In my specific example, let’s say my article contains one instance of the keyword phrase “athletic shoes” and one instance of “wide feet” in the body copy. And just from that, its ranking #8. How do I get it to #1?
What I would do in this scenario is add an H2 section titled “Best Athletic Shoes”. I would then include “best athletic shoes for wide feet” in the body copy.
You don’t want to interrupt the flow of the article though. Another thing I could do is create an entirely separate article titled “10 Best Athletic Shoes for Wide Feet”. In this specific example, that may be a better route based on intent, search volumes, and competition levels.
If you write a separate article for your striking distance keyword, be sure to internally link from the existing page to the new page with anchor-rich text.
Step 4: Assess the performance of your campaign
You’ve done all the work, now what? It’s time to add the striking distance keyword as a tracked keyword, set it, and forget. Wait at least 1 month without touching the article. Check back to see your sweet SERP success.
What if nothing happened in a month? Don’t get discouraged.
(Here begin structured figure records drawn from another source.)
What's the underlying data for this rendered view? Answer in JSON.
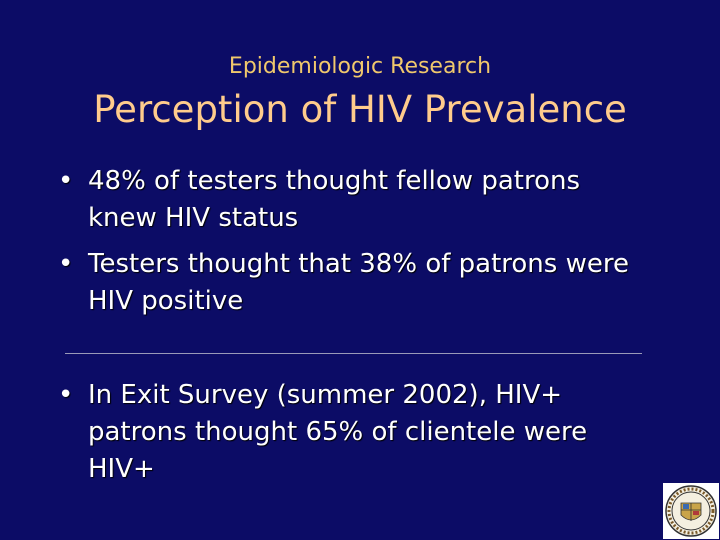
{
  "header": {
    "subtitle": "Epidemiologic Research",
    "title": "Perception of HIV Prevalence"
  },
  "bullets": [
    "48% of testers thought fellow patrons knew HIV status",
    "Testers thought that 38% of patrons were HIV positive",
    "In Exit Survey (summer 2002), HIV+ patrons thought 65% of clientele were HIV+"
  ]
}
Wait another couple months, check back, and if there’s still no results, you need to modify your strategy.
If you didn’t see the results you hoped for, ask yourself:
Is my striking distance keyword too competitive?
Did I properly optimize it?
Does my article still match search intent?
Did I wait long enough to analyze the results?
After some pondering, refine your strategy. After all, that’s what SEO is all about.
Case study: A real-world striking distance example that I applied to one of our client’s pages to boost traffic 75%
Here’s how I applied that 4-step striking distance process to a client’s website.
I noticed that the client was ranking #8 for “colored contacts [city name]” on my page “Contact Lenses”. On this page, I was targeting “Contact Lenses [city name]” with no focus on “colored” contacts. In fact, I never even mentioned this product.
So I added an H2 for “Colored Contacts” with a little product description.
Several months later, I went from #8 for “Colored Contacts [city name]” to #1.
This resulted in a 74.37% traffic increase to that page:
About 20 minutes of work resulted in almost doubling the traffic using the striking distance keywords optimization strategy.
The bottom line
Finding striking distance keywords is a unique way to conduct keyword research and leverage your existing rankings to give them a quick boost.
It is some of the lowest hanging fruit in SEO, and I suggest you give it a try today.